—Avertissez-moi le jour où elle mettra les pieds ici, j'en sortirai, s'écria la vieille. Elle a tué le père et le fils. Croyez-vous que je n'entende pas la voix faible de Calyste? à peine a-t-il la force de parler.
Ce fut en ce moment que les trois médecins entrèrent; ils fatiguèrent Calyste de questions; mais, quant au père, l'examen dura peu; leur conviction fut complète en un moment, ils étaient surpris qu'il vécût encore. Le médecin de Guérande annonça tranquillement à la baronne que, relativement à Calyste, il fallait probablement aller à Paris consulter les hommes les plus expérimentés de la science, car il en coûterait plus de cent louis pour leur déplacement.
—On meurt de quelque chose, mais l'amour, ce n'est rien, dit mademoiselle de Pen-Hoël.
—Hélas! quelle que soit la cause, Calyste meurt, dit la baronne, je reconnais en lui tous les symptômes de la consomption, la plus horrible des maladies de mon pays.

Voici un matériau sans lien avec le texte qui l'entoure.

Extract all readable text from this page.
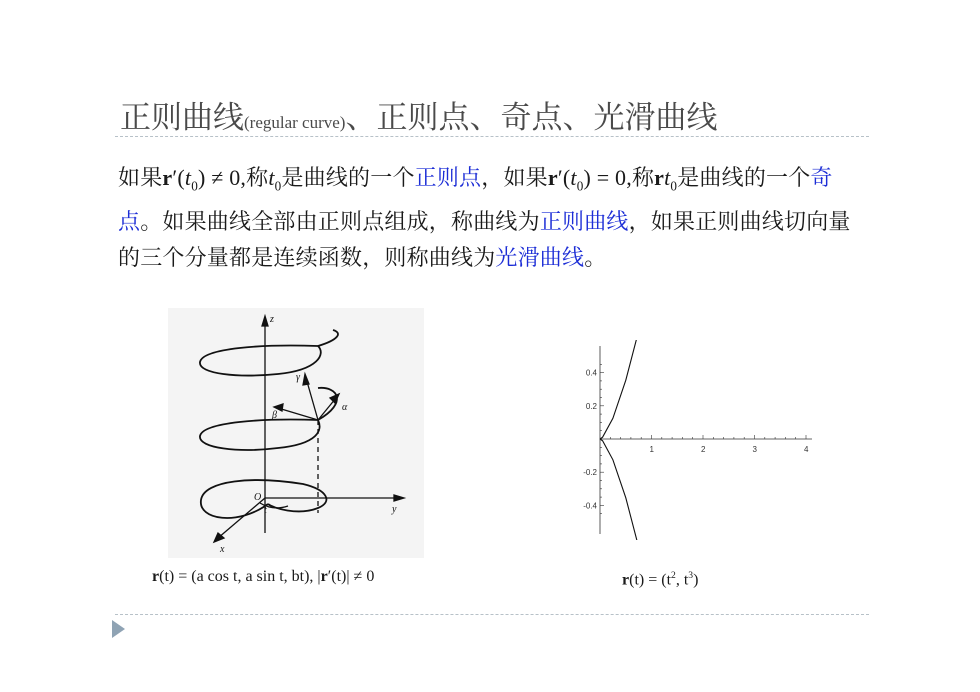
正则曲线(regular curve)、正则点、奇点、光滑曲线
如果$r'(t_0) \ne 0$,称$t_0$是曲线的一个正则点，如果$r'(t_0) = 0$,称$rt_0$是曲线的一个奇点。如果曲线全部由正则点组成，称曲线为正则曲线，如果正则曲线切向量的三个分量都是连续函数，则称曲线为光滑曲线。
z
x
y
O
t
γ
α
β
1	2	3	4
0.4
0.2
-0.2
-0.4
r(t) = (a cos t, a sin t, bt), |r′(t)| ≠ 0	$r(t) = (t^2$, $t^3$)
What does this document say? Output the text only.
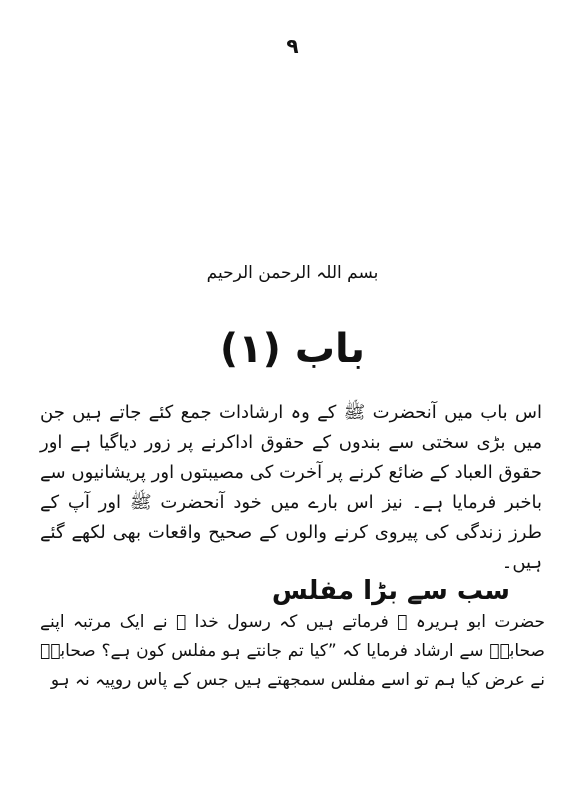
۹
بسم اللہ الرحمن الرحیم
باب (۱)

اس باب میں آنحضرت ﷺ کے وہ ارشادات جمع کئے جاتے ہیں جن میں بڑی سختی سے بندوں کے حقوق اداکرنے پر زور دیاگیا ہے اور حقوق العباد کے ضائع کرنے پر آخرت کی مصیبتوں اور پریشانیوں سے باخبر فرمایا ہے۔ نیز اس بارے میں خود آنحضرت ﷺ اور آپ کے طرز زندگی کی پیروی کرنے والوں کے صحیح واقعات بھی لکھے گئے ہیں۔

سب سے بڑا مفلس

حضرت ابو ہریرہ ؓ فرماتے ہیں کہ رسول خدا ﷺ نے ایک مرتبہ اپنے صحابہؓ سے ارشاد فرمایا کہ ”کیا تم جانتے ہو مفلس کون ہے؟ صحابہؓ نے عرض کیا ہم تو اسے مفلس سمجھتے ہیں جس کے پاس روپیہ نہ ہو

—Calyste meurt? dit le baron en ouvrant les yeux d'où sortirent deux grosses larmes qui cheminèrent lentement, retardées par les plis nombreux de son visage, et restèrent au bas de ses joues, les deux seules larmes qu'il eût sans doute versées de toute sa vie. Il se dressa sur ses jambes, il fit quelques pas vers le lit de son fils, lui prit les mains, le regarda.
—Que voulez-vous, mon père? lui dit-il.
—Que tu vives! s'écria le baron.
—Je ne saurais vivre sans Béatrix, répondit Calyste au vieillard qui tomba sur son fauteuil.
—Où trouver cent louis pour faire venir les médecins de Paris? il est encore temps, dit la baronne.
—Cent louis! s'écria Zéphirine. Le sauverait-on?